We will now build a simple baseline classification model. The problem is to predict the `species` of a penguin based on its physical measurements. We'll use **Logistic Regression**, a standard choice for a baseline classification model, due to its simplicity and interpretability.

In [None]:
# Define features and target
features = ['culmen_length_mm', 'culmen_depth_mm', 'flipper_length_mm', 'body_mass_g']
target = 'species'

X = penguins_df[features]
y = penguins_df[target]

print(f"Features (X) shape: {X.shape}")
print(f"Target (y) shape: {y.shape}")

In [None]:
# Create a train/test split with stratification and a fixed random state
X_train, X_test, y_train, y_test = train_test_split(
    X, y, test_size=0.2, random_state=RANDOM_SEED, stratify=y
)

print(f"Training set shape: {X_train.shape}")
print(f"Testing set shape: {X_test.shape}")

In [None]:
# Train a Logistic Regression model
model = LogisticRegression(random_state=RANDOM_SEED, max_iter=1000)
print("\nTraining the Logistic Regression model...")
model.fit(X_train, y_train)
print("Model training complete.")

# Make predictions on the test set
y_pred = model.predict(X_test)

# Evaluate the model
accuracy = accuracy_score(y_test, y_pred)
f1 = f1_score(y_test, y_pred, average='weighted')

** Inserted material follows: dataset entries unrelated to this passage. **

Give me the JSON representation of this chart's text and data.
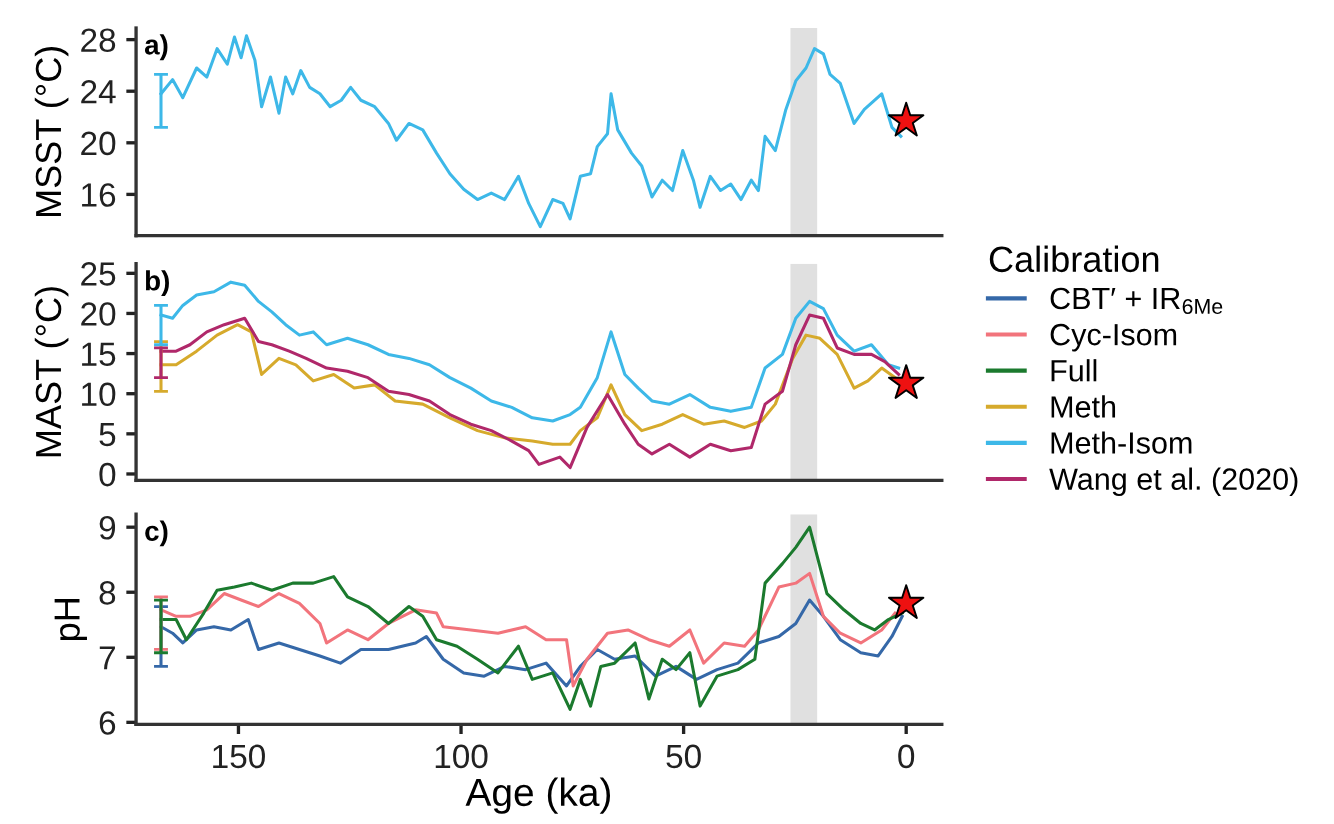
{
  "chart_data": [
    {
      "type": "line",
      "ylabel": "MSST (°C)",
      "annotations": [
        "a)"
      ],
      "legend": "right",
      "xlim": [
        173,
        -8
      ],
      "xticks": [
        150,
        100,
        50,
        0
      ],
      "ylim": [
        12.8,
        28.9
      ],
      "yticks": [
        16,
        20,
        24,
        28
      ],
      "tick_labels": "y",
      "grid": false,
      "marker": "none",
      "line_style": "solid",
      "bands": [
        {
          "axis": "x",
          "from": 26,
          "to": 20,
          "color": "#e0e0e0"
        }
      ],
      "series": [
        {
          "name": "Meth-Isom",
          "color": "#3db8e8",
          "x": [
            167.4,
            164.8,
            162.5,
            159.4,
            157.1,
            154.8,
            152.5,
            150.9,
            149.4,
            148.2,
            146.3,
            144.8,
            142.8,
            140.9,
            139.4,
            137.8,
            136.0,
            134.0,
            131.7,
            129.4,
            126.9,
            124.8,
            122.5,
            119.4,
            116.3,
            114.5,
            111.7,
            108.6,
            105.5,
            102.5,
            99.4,
            96.3,
            93.2,
            90.2,
            87.1,
            84.8,
            82.2,
            79.4,
            77.1,
            75.5,
            73.2,
            70.9,
            69.4,
            67.1,
            66.3,
            64.8,
            61.7,
            59.4,
            57.1,
            54.8,
            52.5,
            50.2,
            47.8,
            46.3,
            44.0,
            41.7,
            39.4,
            37.1,
            34.8,
            33.2,
            31.7,
            29.4,
            27.1,
            24.8,
            22.5,
            20.6,
            18.6,
            17.1,
            14.8,
            11.7,
            9.4,
            5.5,
            3.2,
            1.2
          ],
          "values": [
            23.8,
            24.9,
            23.5,
            25.8,
            25.1,
            27.3,
            26.1,
            28.2,
            26.6,
            28.3,
            26.4,
            22.8,
            25.1,
            22.3,
            25.1,
            23.8,
            25.6,
            24.3,
            23.8,
            22.8,
            23.3,
            24.3,
            23.3,
            22.8,
            21.5,
            20.2,
            21.5,
            21.0,
            19.2,
            17.6,
            16.4,
            15.6,
            16.1,
            15.6,
            17.4,
            15.3,
            13.5,
            15.6,
            15.3,
            14.1,
            17.4,
            17.6,
            19.7,
            20.7,
            23.8,
            21.0,
            19.2,
            18.2,
            15.8,
            17.1,
            16.3,
            19.4,
            17.1,
            15.0,
            17.4,
            16.3,
            16.8,
            15.6,
            17.1,
            16.3,
            20.5,
            19.4,
            22.5,
            24.8,
            25.8,
            27.3,
            26.9,
            25.3,
            24.6,
            21.5,
            22.6,
            23.8,
            21.2,
            20.5
          ],
          "errors": [
            [
              21.2,
              25.3
            ],
            null,
            null,
            null,
            null,
            null,
            null,
            null,
            null,
            null,
            null,
            null,
            null,
            null,
            null,
            null,
            null,
            null,
            null,
            null,
            null,
            null,
            null,
            null,
            null,
            null,
            null,
            null,
            null,
            null,
            null,
            null,
            null,
            null,
            null,
            null,
            null,
            null,
            null,
            null,
            null,
            null,
            null,
            null,
            null,
            null,
            null,
            null,
            null,
            null,
            null,
            null,
            null,
            null,
            null,
            null,
            null,
            null,
            null,
            null,
            null,
            null,
            null,
            null,
            null,
            null,
            null,
            null,
            null,
            null,
            null,
            null,
            null,
            null
          ]
        },
        {
          "type": "scatter",
          "marker": "star",
          "color": "#ee1111",
          "x": [
            0
          ],
          "values": [
            21.7
          ]
        }
      ]
    },
    {
      "type": "line",
      "ylabel": "MAST (°C)",
      "annotations": [
        "b)"
      ],
      "legend": "right",
      "legend_title": "Calibration",
      "xlim": [
        173,
        -8
      ],
      "xticks": [
        150,
        100,
        50,
        0
      ],
      "ylim": [
        -0.8,
        26.2
      ],
      "yticks": [
        0,
        5,
        10,
        15,
        20,
        25
      ],
      "tick_labels": "y",
      "grid": false,
      "marker": "none",
      "line_style": "solid",
      "bands": [
        {
          "axis": "x",
          "from": 26,
          "to": 20,
          "color": "#e0e0e0"
        }
      ],
      "series": [
        {
          "name": "Meth",
          "color": "#d6aa2c",
          "x": [
            167.4,
            164.0,
            159.4,
            154.8,
            150.2,
            147.1,
            144.8,
            140.9,
            137.1,
            133.2,
            128.6,
            124.0,
            119.4,
            114.8,
            108.6,
            102.5,
            96.3,
            90.2,
            84.0,
            79.4,
            75.5,
            73.2,
            69.4,
            66.3,
            63.2,
            59.4,
            54.8,
            50.2,
            45.5,
            40.9,
            36.3,
            32.5,
            29.4,
            25.5,
            22.5,
            19.4,
            15.5,
            11.7,
            8.6,
            5.5,
            2.5
          ],
          "values": [
            13.6,
            13.6,
            15.3,
            17.3,
            18.6,
            17.7,
            12.4,
            14.4,
            13.6,
            11.6,
            12.4,
            10.7,
            11.1,
            9.1,
            8.7,
            7.0,
            5.4,
            4.5,
            4.1,
            3.7,
            3.7,
            5.4,
            7.0,
            11.1,
            7.4,
            5.4,
            6.2,
            7.4,
            6.2,
            6.6,
            5.8,
            6.6,
            8.7,
            14.4,
            17.3,
            16.9,
            14.9,
            10.7,
            11.6,
            13.2,
            12.0
          ],
          "errors": [
            [
              10.3,
              16.5
            ],
            null,
            null,
            null,
            null,
            null,
            null,
            null,
            null,
            null,
            null,
            null,
            null,
            null,
            null,
            null,
            null,
            null,
            null,
            null,
            null,
            null,
            null,
            null,
            null,
            null,
            null,
            null,
            null,
            null,
            null,
            null,
            null,
            null,
            null,
            null,
            null,
            null,
            null,
            null,
            null
          ]
        },
        {
          "name": "Meth-Isom",
          "color": "#3db8e8",
          "x": [
            167.4,
            164.8,
            162.5,
            159.4,
            155.5,
            151.7,
            148.6,
            145.5,
            142.5,
            139.4,
            136.3,
            133.2,
            130.2,
            125.5,
            120.9,
            116.3,
            111.7,
            107.1,
            102.5,
            97.8,
            93.2,
            88.6,
            84.0,
            79.4,
            75.5,
            73.2,
            69.4,
            66.3,
            63.2,
            60.2,
            57.1,
            53.2,
            48.6,
            44.0,
            39.4,
            34.8,
            31.7,
            27.8,
            24.8,
            21.7,
            18.6,
            15.5,
            11.7,
            7.8,
            4.0,
            1.7
          ],
          "values": [
            19.8,
            19.4,
            21.0,
            22.3,
            22.7,
            23.9,
            23.5,
            21.5,
            20.2,
            18.6,
            17.3,
            17.7,
            16.1,
            16.9,
            16.1,
            14.9,
            14.4,
            13.6,
            12.0,
            10.7,
            9.1,
            8.3,
            7.0,
            6.6,
            7.4,
            8.3,
            12.0,
            17.7,
            12.4,
            10.7,
            9.1,
            8.7,
            9.9,
            8.3,
            7.8,
            8.3,
            13.2,
            14.9,
            19.4,
            21.5,
            20.6,
            17.3,
            15.3,
            16.1,
            13.6,
            13.2
          ],
          "errors": [
            [
              16.1,
              21.0
            ],
            null,
            null,
            null,
            null,
            null,
            null,
            null,
            null,
            null,
            null,
            null,
            null,
            null,
            null,
            null,
            null,
            null,
            null,
            null,
            null,
            null,
            null,
            null,
            null,
            null,
            null,
            null,
            null,
            null,
            null,
            null,
            null,
            null,
            null,
            null,
            null,
            null,
            null,
            null,
            null,
            null,
            null,
            null,
            null,
            null
          ]
        },
        {
          "name": "Wang et al. (2020)",
          "color": "#b0286a",
          "x": [
            167.4,
            164.0,
            160.9,
            157.1,
            153.2,
            148.6,
            145.5,
            142.5,
            138.6,
            134.8,
            130.2,
            125.5,
            120.9,
            116.3,
            111.7,
            107.1,
            102.5,
            97.8,
            93.2,
            88.6,
            84.8,
            82.5,
            77.8,
            75.5,
            71.7,
            67.1,
            63.2,
            60.2,
            57.1,
            53.2,
            48.6,
            44.0,
            39.4,
            34.8,
            31.7,
            27.8,
            24.8,
            21.7,
            18.6,
            15.5,
            11.7,
            7.8,
            4.8,
            1.7
          ],
          "values": [
            15.3,
            15.3,
            16.1,
            17.7,
            18.6,
            19.4,
            16.5,
            16.1,
            15.3,
            14.4,
            13.2,
            12.8,
            12.0,
            10.3,
            9.9,
            9.1,
            7.4,
            6.2,
            5.4,
            4.1,
            2.9,
            1.2,
            2.1,
            0.8,
            5.8,
            9.9,
            6.2,
            3.7,
            2.5,
            3.7,
            2.1,
            3.7,
            2.9,
            3.3,
            8.7,
            10.3,
            16.1,
            19.8,
            19.4,
            15.7,
            14.9,
            14.9,
            14.0,
            12.4
          ],
          "errors": [
            [
              12.0,
              15.7
            ],
            null,
            null,
            null,
            null,
            null,
            null,
            null,
            null,
            null,
            null,
            null,
            null,
            null,
            null,
            null,
            null,
            null,
            null,
            null,
            null,
            null,
            null,
            null,
            null,
            null,
            null,
            null,
            null,
            null,
            null,
            null,
            null,
            null,
            null,
            null,
            null,
            null,
            null,
            null,
            null,
            null,
            null,
            null
          ]
        },
        {
          "type": "scatter",
          "marker": "star",
          "color": "#ee1111",
          "x": [
            0
          ],
          "values": [
            11.3
          ]
        }
      ]
    },
    {
      "type": "line",
      "ylabel": "pH",
      "xlabel": "Age (ka)",
      "annotations": [
        "c)"
      ],
      "legend": "right",
      "xlim": [
        173,
        -8
      ],
      "xticks": [
        150,
        100,
        50,
        0
      ],
      "ylim": [
        5.97,
        9.2
      ],
      "yticks": [
        6,
        7,
        8,
        9
      ],
      "grid": false,
      "marker": "none",
      "line_style": "solid",
      "bands": [
        {
          "axis": "x",
          "from": 26,
          "to": 20,
          "color": "#e0e0e0"
        }
      ],
      "series": [
        {
          "name": "CBT′ + IR$_{6Me}$",
          "color": "#3568a8",
          "x": [
            167.4,
            164.8,
            162.5,
            159.4,
            155.5,
            151.7,
            147.8,
            145.5,
            140.9,
            136.3,
            131.7,
            127.1,
            122.5,
            116.3,
            110.2,
            107.8,
            104.0,
            99.4,
            94.8,
            90.2,
            85.5,
            80.9,
            76.3,
            73.2,
            69.4,
            65.5,
            60.9,
            56.3,
            51.7,
            47.1,
            42.5,
            37.8,
            33.2,
            28.6,
            24.8,
            21.7,
            18.6,
            14.8,
            10.2,
            6.3,
            3.2,
            0.9
          ],
          "values": [
            7.47,
            7.37,
            7.22,
            7.42,
            7.47,
            7.42,
            7.58,
            7.12,
            7.22,
            7.12,
            7.02,
            6.91,
            7.12,
            7.12,
            7.22,
            7.32,
            6.97,
            6.76,
            6.71,
            6.86,
            6.81,
            6.91,
            6.56,
            6.86,
            7.12,
            6.97,
            7.02,
            6.71,
            6.86,
            6.66,
            6.81,
            6.91,
            7.22,
            7.32,
            7.52,
            7.88,
            7.63,
            7.27,
            7.07,
            7.02,
            7.32,
            7.63
          ],
          "errors": [
            [
              6.86,
              7.78
            ],
            null,
            null,
            null,
            null,
            null,
            null,
            null,
            null,
            null,
            null,
            null,
            null,
            null,
            null,
            null,
            null,
            null,
            null,
            null,
            null,
            null,
            null,
            null,
            null,
            null,
            null,
            null,
            null,
            null,
            null,
            null,
            null,
            null,
            null,
            null,
            null,
            null,
            null,
            null,
            null,
            null
          ]
        },
        {
          "name": "Cyc-Isom",
          "color": "#f2747c",
          "x": [
            167.4,
            164.0,
            160.9,
            157.1,
            153.2,
            149.4,
            145.5,
            140.9,
            136.3,
            131.7,
            130.2,
            125.5,
            120.9,
            116.3,
            110.2,
            105.5,
            104.0,
            97.8,
            91.7,
            85.5,
            80.9,
            76.3,
            74.8,
            71.7,
            67.1,
            62.5,
            57.8,
            53.2,
            48.6,
            45.5,
            40.9,
            36.3,
            33.2,
            28.6,
            24.8,
            21.7,
            18.6,
            14.8,
            10.2,
            5.5,
            2.5
          ],
          "values": [
            7.73,
            7.63,
            7.63,
            7.73,
            7.98,
            7.88,
            7.78,
            7.98,
            7.83,
            7.52,
            7.22,
            7.42,
            7.27,
            7.52,
            7.73,
            7.68,
            7.47,
            7.42,
            7.37,
            7.47,
            7.27,
            7.27,
            6.56,
            6.97,
            7.37,
            7.42,
            7.27,
            7.17,
            7.42,
            6.91,
            7.22,
            7.17,
            7.42,
            8.08,
            8.14,
            8.29,
            7.63,
            7.37,
            7.22,
            7.42,
            7.68
          ],
          "errors": [
            [
              7.12,
              7.93
            ],
            null,
            null,
            null,
            null,
            null,
            null,
            null,
            null,
            null,
            null,
            null,
            null,
            null,
            null,
            null,
            null,
            null,
            null,
            null,
            null,
            null,
            null,
            null,
            null,
            null,
            null,
            null,
            null,
            null,
            null,
            null,
            null,
            null,
            null,
            null,
            null,
            null,
            null,
            null,
            null
          ]
        },
        {
          "name": "Full",
          "color": "#1b7a2e",
          "x": [
            167.4,
            164.0,
            161.7,
            157.8,
            154.8,
            150.9,
            147.1,
            142.5,
            137.8,
            133.2,
            128.6,
            125.5,
            120.9,
            116.3,
            111.7,
            108.6,
            105.5,
            100.9,
            96.3,
            91.7,
            87.1,
            84.0,
            79.4,
            75.5,
            73.2,
            70.9,
            68.6,
            65.5,
            60.9,
            57.8,
            54.8,
            51.7,
            48.6,
            46.3,
            42.5,
            37.8,
            34.0,
            31.7,
            27.8,
            24.8,
            21.7,
            17.8,
            14.0,
            10.2,
            7.1,
            4.0,
            0.9
          ],
          "values": [
            7.58,
            7.58,
            7.27,
            7.68,
            8.03,
            8.08,
            8.14,
            8.03,
            8.14,
            8.14,
            8.24,
            7.93,
            7.78,
            7.52,
            7.78,
            7.63,
            7.27,
            7.17,
            6.97,
            6.76,
            7.17,
            6.66,
            6.76,
            6.2,
            6.66,
            6.25,
            6.86,
            6.91,
            7.22,
            6.36,
            6.97,
            6.81,
            7.07,
            6.25,
            6.71,
            6.81,
            6.97,
            8.14,
            8.44,
            8.69,
            9.0,
            7.98,
            7.73,
            7.52,
            7.42,
            7.58,
            7.68
          ],
          "errors": [
            [
              7.07,
              7.88
            ],
            null,
            null,
            null,
            null,
            null,
            null,
            null,
            null,
            null,
            null,
            null,
            null,
            null,
            null,
            null,
            null,
            null,
            null,
            null,
            null,
            null,
            null,
            null,
            null,
            null,
            null,
            null,
            null,
            null,
            null,
            null,
            null,
            null,
            null,
            null,
            null,
            null,
            null,
            null,
            null,
            null,
            null,
            null,
            null,
            null,
            null
          ]
        },
        {
          "type": "scatter",
          "marker": "star",
          "color": "#ee1111",
          "x": [
            0
          ],
          "values": [
            7.83
          ]
        }
      ]
    }
  ]
}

print(f"\nBaseline Model Performance:")
print(f"Accuracy: {accuracy:.4f}")
print(f"F1-Score (Weighted): {f1:.4f}")

## 6. Results and Next Steps

### Interpretation of Results

The Logistic Regression model performed exceptionally well, achieving near-perfect accuracy and F1 scores. This is likely because the chosen features (`culmen` and `flipper` measurements) are highly distinct for each penguin species, as observed in our EDA. This simple model provides a strong baseline against which more complex models can be compared.

### Limitations and Future Work

**One Limitation:** The current model's success is heavily reliant on the quality and highly predictive nature of the features. It does not account for potential noise, more complex relationships, or situations where feature separation is not as clear. For this dataset, the problem is straightforward, but for a more complex task, this simple model might not be sufficient.

**Next Steps:**
1.  **Feature Scaling:** Standardize or normalize the numeric features (`culmen_length_mm`, `culmen_depth_mm`, etc.) to improve the performance of distance-based models like Support Vector Machines (SVM) or K-Nearest Neighbors.
2.  **Hyperparameter Tuning:** Use techniques like `GridSearchCV` to find the optimal hyperparameters for the Logistic Regression model.
3.  **Cross-Validation:** Implement k-fold cross-validation to get a more robust estimate of the model's performance, reducing dependence on a single train/test split.